Key takeaway: The model is not a better reader when you give it more text. It is a better reader when you give it the right text. Our simple lookup accuracy jumped from 79% to 94% after reducing context from 128K to well-curated chunks, a 15 percentage point gain from sending less data, not more.


Prompt Caching as a Complementary Strategy#

Context window optimization and prompt caching are separate techniques that stack well together. I have written about prompt caching in detail in The Complete Guide to Prompt Caching for AI Agents and The Static-First Prompt Architecture, so I will not repeat all of that here. But the interaction between the two is worth covering.

Prompt caching works by hashing a prefix of your prompt and storing the key-value attention computations for that prefix. On subsequent requests with the same prefix, the cached computation is reused. With Anthropic's API, cached input tokens cost 90% less than uncached ones.

Here is how the two strategies combine:

Your system prompt, tool definitions, and project context are cacheable. These do not change between requests. A well-structured prompt has these static elements at the top, with cache breakpoints placed after each one. This is the layered architecture I described in the prompt caching post.

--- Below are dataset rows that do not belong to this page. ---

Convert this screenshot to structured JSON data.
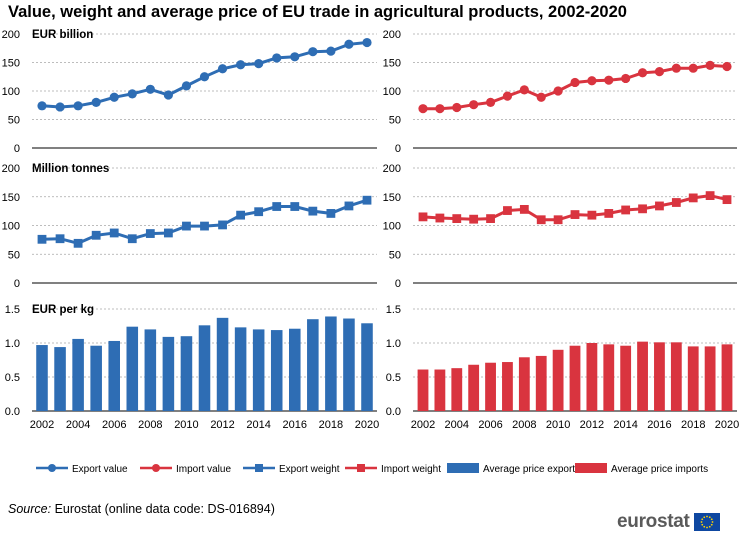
{
  "title": "Value, weight and average price of EU trade in agricultural products, 2002-2020",
  "source_label": "Source:",
  "source_text": "Eurostat (online data code: DS-016894)",
  "logo_text": "eurostat",
  "colors": {
    "export": "#2e6db4",
    "import": "#d9343f",
    "grid": "#a8a8a8"
  },
  "chart_data": [
    {
      "type": "line",
      "panel": "value-export",
      "subtitle": "EUR billion",
      "series_name": "Export value",
      "years": [
        2002,
        2003,
        2004,
        2005,
        2006,
        2007,
        2008,
        2009,
        2010,
        2011,
        2012,
        2013,
        2014,
        2015,
        2016,
        2017,
        2018,
        2019,
        2020
      ],
      "values": [
        74,
        72,
        74,
        80,
        89,
        95,
        103,
        93,
        109,
        125,
        139,
        146,
        148,
        158,
        160,
        169,
        170,
        182,
        185
      ],
      "ylim": [
        0,
        200
      ],
      "yticks": [
        0,
        50,
        100,
        150,
        200
      ],
      "marker": "circle"
    },
    {
      "type": "line",
      "panel": "value-import",
      "subtitle": "",
      "series_name": "Import value",
      "years": [
        2002,
        2003,
        2004,
        2005,
        2006,
        2007,
        2008,
        2009,
        2010,
        2011,
        2012,
        2013,
        2014,
        2015,
        2016,
        2017,
        2018,
        2019,
        2020
      ],
      "values": [
        69,
        69,
        71,
        76,
        80,
        91,
        102,
        89,
        100,
        115,
        118,
        119,
        122,
        132,
        134,
        140,
        140,
        145,
        143
      ],
      "ylim": [
        0,
        200
      ],
      "yticks": [
        0,
        50,
        100,
        150,
        200
      ],
      "marker": "circle"
    },
    {
      "type": "line",
      "panel": "weight-export",
      "subtitle": "Million tonnes",
      "series_name": "Export weight",
      "years": [
        2002,
        2003,
        2004,
        2005,
        2006,
        2007,
        2008,
        2009,
        2010,
        2011,
        2012,
        2013,
        2014,
        2015,
        2016,
        2017,
        2018,
        2019,
        2020
      ],
      "values": [
        76,
        77,
        69,
        83,
        87,
        77,
        86,
        87,
        99,
        99,
        101,
        118,
        124,
        133,
        133,
        125,
        121,
        134,
        144
      ],
      "ylim": [
        0,
        200
      ],
      "yticks": [
        0,
        50,
        100,
        150,
        200
      ],
      "marker": "square"
    },
    {
      "type": "line",
      "panel": "weight-import",
      "subtitle": "",
      "series_name": "Import weight",
      "years": [
        2002,
        2003,
        2004,
        2005,
        2006,
        2007,
        2008,
        2009,
        2010,
        2011,
        2012,
        2013,
        2014,
        2015,
        2016,
        2017,
        2018,
        2019,
        2020
      ],
      "values": [
        115,
        113,
        112,
        111,
        112,
        126,
        128,
        110,
        110,
        119,
        118,
        121,
        127,
        129,
        134,
        140,
        148,
        152,
        145
      ],
      "ylim": [
        0,
        200
      ],
      "yticks": [
        0,
        50,
        100,
        150,
        200
      ],
      "marker": "square"
    },
    {
      "type": "bar",
      "panel": "price-export",
      "subtitle": "EUR per kg",
      "series_name": "Average price exports",
      "years": [
        2002,
        2003,
        2004,
        2005,
        2006,
        2007,
        2008,
        2009,
        2010,
        2011,
        2012,
        2013,
        2014,
        2015,
        2016,
        2017,
        2018,
        2019,
        2020
      ],
      "values": [
        0.97,
        0.94,
        1.06,
        0.96,
        1.03,
        1.24,
        1.2,
        1.09,
        1.1,
        1.26,
        1.37,
        1.23,
        1.2,
        1.19,
        1.21,
        1.35,
        1.39,
        1.36,
        1.29
      ],
      "ylim": [
        0,
        1.5
      ],
      "yticks": [
        0.0,
        0.5,
        1.0,
        1.5
      ]
    },
    {
      "type": "bar",
      "panel": "price-import",
      "subtitle": "",
      "series_name": "Average price imports",
      "years": [
        2002,
        2003,
        2004,
        2005,
        2006,
        2007,
        2008,
        2009,
        2010,
        2011,
        2012,
        2013,
        2014,
        2015,
        2016,
        2017,
        2018,
        2019,
        2020
      ],
      "values": [
        0.61,
        0.61,
        0.63,
        0.68,
        0.71,
        0.72,
        0.79,
        0.81,
        0.9,
        0.96,
        1.0,
        0.98,
        0.96,
        1.02,
        1.01,
        1.01,
        0.95,
        0.95,
        0.98
      ],
      "ylim": [
        0,
        1.5
      ],
      "yticks": [
        0.0,
        0.5,
        1.0,
        1.5
      ]
    }
  ],
  "x_tick_labels": [
    "2002",
    "2004",
    "2006",
    "2008",
    "2010",
    "2012",
    "2014",
    "2016",
    "2018",
    "2020"
  ],
  "legend": [
    {
      "label": "Export value",
      "kind": "line-circle",
      "color": "#2e6db4"
    },
    {
      "label": "Import value",
      "kind": "line-circle",
      "color": "#d9343f"
    },
    {
      "label": "Export weight",
      "kind": "line-square",
      "color": "#2e6db4"
    },
    {
      "label": "Import weight",
      "kind": "line-square",
      "color": "#d9343f"
    },
    {
      "label": "Average price exports",
      "kind": "bar",
      "color": "#2e6db4"
    },
    {
      "label": "Average price imports",
      "kind": "bar",
      "color": "#d9343f"
    }
  ]
}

Your retrieved context is dynamic and typically not cacheable. Each query pulls different chunks, so this part of the prompt changes on every request. This is exactly why you want it to be as small as possible. The uncacheable portion of the prompt is where your per-token costs hit hardest.

The math works out favorably. Say your static prefix is 4,000 tokens (system prompt plus tool definitions) and your dynamic context is the variable part. With caching, the 4,000 token prefix costs 90% less on repeat calls. So your effective cost per request is:

cost = (4000 * $0.0003) + (dynamic_context * $0.003)

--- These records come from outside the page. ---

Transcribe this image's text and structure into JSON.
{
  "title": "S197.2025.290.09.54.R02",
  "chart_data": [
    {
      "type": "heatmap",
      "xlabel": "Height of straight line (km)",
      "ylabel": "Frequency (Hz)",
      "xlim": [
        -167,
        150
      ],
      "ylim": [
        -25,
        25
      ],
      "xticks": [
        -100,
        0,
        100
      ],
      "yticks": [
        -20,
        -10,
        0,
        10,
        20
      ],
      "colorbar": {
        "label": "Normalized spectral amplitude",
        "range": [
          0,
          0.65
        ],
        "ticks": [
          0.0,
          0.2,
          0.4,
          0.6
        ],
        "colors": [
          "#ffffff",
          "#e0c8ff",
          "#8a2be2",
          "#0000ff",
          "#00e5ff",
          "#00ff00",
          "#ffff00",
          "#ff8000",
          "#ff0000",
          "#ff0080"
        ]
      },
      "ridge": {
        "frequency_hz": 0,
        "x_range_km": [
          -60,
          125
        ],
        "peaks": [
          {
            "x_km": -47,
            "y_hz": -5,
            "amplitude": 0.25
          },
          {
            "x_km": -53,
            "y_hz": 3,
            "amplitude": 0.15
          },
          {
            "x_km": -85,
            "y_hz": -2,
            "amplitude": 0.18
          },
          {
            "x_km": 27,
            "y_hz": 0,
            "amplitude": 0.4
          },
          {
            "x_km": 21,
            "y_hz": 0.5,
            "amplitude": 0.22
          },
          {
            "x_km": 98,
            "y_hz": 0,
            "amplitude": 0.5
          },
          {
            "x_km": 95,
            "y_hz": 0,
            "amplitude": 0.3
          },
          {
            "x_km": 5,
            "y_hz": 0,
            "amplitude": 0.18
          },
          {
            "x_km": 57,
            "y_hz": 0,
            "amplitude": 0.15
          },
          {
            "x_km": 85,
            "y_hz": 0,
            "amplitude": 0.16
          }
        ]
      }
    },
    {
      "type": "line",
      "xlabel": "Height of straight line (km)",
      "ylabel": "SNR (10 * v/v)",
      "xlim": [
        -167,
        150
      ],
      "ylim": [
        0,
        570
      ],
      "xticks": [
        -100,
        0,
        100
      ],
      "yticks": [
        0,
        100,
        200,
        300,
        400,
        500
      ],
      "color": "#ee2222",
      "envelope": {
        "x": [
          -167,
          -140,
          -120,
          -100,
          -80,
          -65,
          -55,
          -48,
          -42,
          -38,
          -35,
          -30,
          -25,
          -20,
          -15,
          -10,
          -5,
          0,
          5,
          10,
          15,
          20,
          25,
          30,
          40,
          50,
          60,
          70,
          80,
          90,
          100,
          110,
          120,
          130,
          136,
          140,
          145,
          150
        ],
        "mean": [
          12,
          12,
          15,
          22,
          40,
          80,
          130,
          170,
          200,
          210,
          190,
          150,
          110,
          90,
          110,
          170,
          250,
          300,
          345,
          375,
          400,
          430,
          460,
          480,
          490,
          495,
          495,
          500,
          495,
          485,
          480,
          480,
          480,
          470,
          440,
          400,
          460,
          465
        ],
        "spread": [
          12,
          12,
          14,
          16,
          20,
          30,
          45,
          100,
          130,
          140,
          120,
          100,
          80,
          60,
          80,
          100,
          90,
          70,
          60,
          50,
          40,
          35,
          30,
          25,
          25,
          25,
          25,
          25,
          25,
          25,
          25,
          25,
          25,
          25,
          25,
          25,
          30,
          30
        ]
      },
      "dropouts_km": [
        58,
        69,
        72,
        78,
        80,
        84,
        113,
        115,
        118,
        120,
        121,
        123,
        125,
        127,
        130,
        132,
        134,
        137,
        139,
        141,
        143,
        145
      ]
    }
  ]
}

The dynamic context dominates the cost. Which means reducing the dynamic context from 128K to 8K has an outsized effect on total cost even when caching is already in play.

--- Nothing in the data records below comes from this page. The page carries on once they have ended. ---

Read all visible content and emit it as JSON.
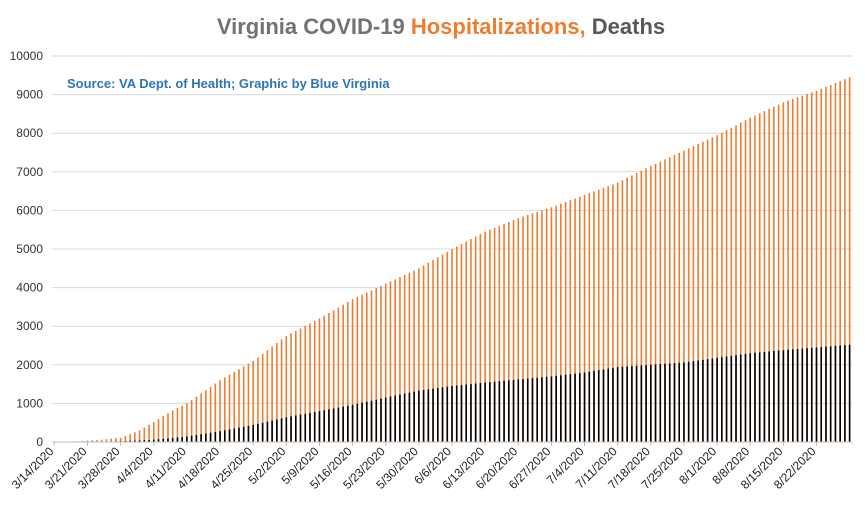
{
  "chart_data": {
    "type": "bar",
    "title_parts": [
      {
        "text": "Virginia COVID-19 ",
        "color": "#767171"
      },
      {
        "text": "Hospitalizations,",
        "color": "#ED7D31"
      },
      {
        "text": " Deaths",
        "color": "#595959"
      }
    ],
    "source": "Source: VA Dept. of Health; Graphic by Blue Virginia",
    "ylim": [
      0,
      10000
    ],
    "y_ticks": [
      "0",
      "1000",
      "2000",
      "3000",
      "4000",
      "5000",
      "6000",
      "7000",
      "8000",
      "9000",
      "10000"
    ],
    "x_tick_labels": [
      "3/14/2020",
      "3/21/2020",
      "3/28/2020",
      "4/4/2020",
      "4/11/2020",
      "4/18/2020",
      "4/25/2020",
      "5/2/2020",
      "5/9/2020",
      "5/16/2020",
      "5/23/2020",
      "5/30/2020",
      "6/6/2020",
      "6/13/2020",
      "6/20/2020",
      "6/27/2020",
      "7/4/2020",
      "7/11/2020",
      "7/18/2020",
      "7/25/2020",
      "8/1/2020",
      "8/8/2020",
      "8/15/2020",
      "8/22/2020"
    ],
    "first_date": "3/14/2020",
    "last_date": "8/29/2020",
    "grid": true,
    "legend": "none",
    "series": [
      {
        "name": "Hospitalizations",
        "color": "#ED7D31",
        "anchors": [
          {
            "date": "3/14/2020",
            "value": 0
          },
          {
            "date": "3/19/2020",
            "value": 20
          },
          {
            "date": "3/24/2020",
            "value": 60
          },
          {
            "date": "3/28/2020",
            "value": 110
          },
          {
            "date": "4/1/2020",
            "value": 300
          },
          {
            "date": "4/4/2020",
            "value": 520
          },
          {
            "date": "4/8/2020",
            "value": 820
          },
          {
            "date": "4/11/2020",
            "value": 1000
          },
          {
            "date": "4/18/2020",
            "value": 1600
          },
          {
            "date": "4/25/2020",
            "value": 2100
          },
          {
            "date": "5/2/2020",
            "value": 2750
          },
          {
            "date": "5/9/2020",
            "value": 3200
          },
          {
            "date": "5/16/2020",
            "value": 3700
          },
          {
            "date": "5/23/2020",
            "value": 4100
          },
          {
            "date": "5/30/2020",
            "value": 4500
          },
          {
            "date": "6/6/2020",
            "value": 5000
          },
          {
            "date": "6/13/2020",
            "value": 5450
          },
          {
            "date": "6/20/2020",
            "value": 5800
          },
          {
            "date": "6/27/2020",
            "value": 6080
          },
          {
            "date": "7/4/2020",
            "value": 6400
          },
          {
            "date": "7/11/2020",
            "value": 6720
          },
          {
            "date": "7/18/2020",
            "value": 7150
          },
          {
            "date": "7/25/2020",
            "value": 7550
          },
          {
            "date": "8/1/2020",
            "value": 7950
          },
          {
            "date": "8/8/2020",
            "value": 8400
          },
          {
            "date": "8/15/2020",
            "value": 8800
          },
          {
            "date": "8/22/2020",
            "value": 9100
          },
          {
            "date": "8/29/2020",
            "value": 9450
          }
        ]
      },
      {
        "name": "Deaths",
        "color": "#000000",
        "anchors": [
          {
            "date": "3/14/2020",
            "value": 0
          },
          {
            "date": "3/21/2020",
            "value": 2
          },
          {
            "date": "3/28/2020",
            "value": 20
          },
          {
            "date": "4/4/2020",
            "value": 60
          },
          {
            "date": "4/11/2020",
            "value": 140
          },
          {
            "date": "4/18/2020",
            "value": 280
          },
          {
            "date": "4/25/2020",
            "value": 440
          },
          {
            "date": "5/2/2020",
            "value": 640
          },
          {
            "date": "5/9/2020",
            "value": 800
          },
          {
            "date": "5/16/2020",
            "value": 960
          },
          {
            "date": "5/23/2020",
            "value": 1150
          },
          {
            "date": "5/30/2020",
            "value": 1330
          },
          {
            "date": "6/6/2020",
            "value": 1450
          },
          {
            "date": "6/13/2020",
            "value": 1540
          },
          {
            "date": "6/20/2020",
            "value": 1620
          },
          {
            "date": "6/27/2020",
            "value": 1700
          },
          {
            "date": "7/4/2020",
            "value": 1800
          },
          {
            "date": "7/11/2020",
            "value": 1940
          },
          {
            "date": "7/18/2020",
            "value": 2000
          },
          {
            "date": "7/25/2020",
            "value": 2060
          },
          {
            "date": "8/1/2020",
            "value": 2180
          },
          {
            "date": "8/8/2020",
            "value": 2300
          },
          {
            "date": "8/15/2020",
            "value": 2380
          },
          {
            "date": "8/22/2020",
            "value": 2450
          },
          {
            "date": "8/29/2020",
            "value": 2520
          }
        ]
      }
    ]
  }
}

In our system, enabling prompt caching on top of context window optimization reduced costs by another 15-20% beyond the 63% we got from context optimization alone. The two are complementary.

Key takeaway: Context reduction and prompt caching are complementary, not competing strategies. Caching reduces the cost of static prompt elements by 90%. Context optimization reduces the dynamic, uncacheable portion. Stacking both gave us an additional 15-20% savings beyond the 63% from context reduction alone.

One practical tip: if you have documents that appear frequently across many queries (a company overview document, a glossary of terms, a standard disclaimer), consider promoting them to the static context layer rather than retrieving them dynamically each time. This makes them cacheable. We moved five "always relevant" documents into the system prompt prefix, which cost us about 2,000 additional cached tokens but eliminated those documents from the retrieval pipeline entirely.


Implementation Guide#

Here is a step-by-step guide to building a context-efficient RAG pipeline. I am assuming you already have a basic RAG system with document ingestion, embedding, and retrieval. The goal is to add the three optimization layers on top.

Step 1: Enrich Your Document Metadata#

Before you can filter on metadata, you need to have it. Go through your ingestion pipeline and add structured fields to every document:

  • Date: When was the document created or published? Use the most specific date available.
  • Category: What type of document is this? (earnings report, meeting notes, product spec, legal filing, etc.)
  • Source type: Where did this come from? (internal, external, regulatory, user-generated)
  • Version status: Is this a draft or a final version?
  • Entities: What companies, products, or people does this document mention?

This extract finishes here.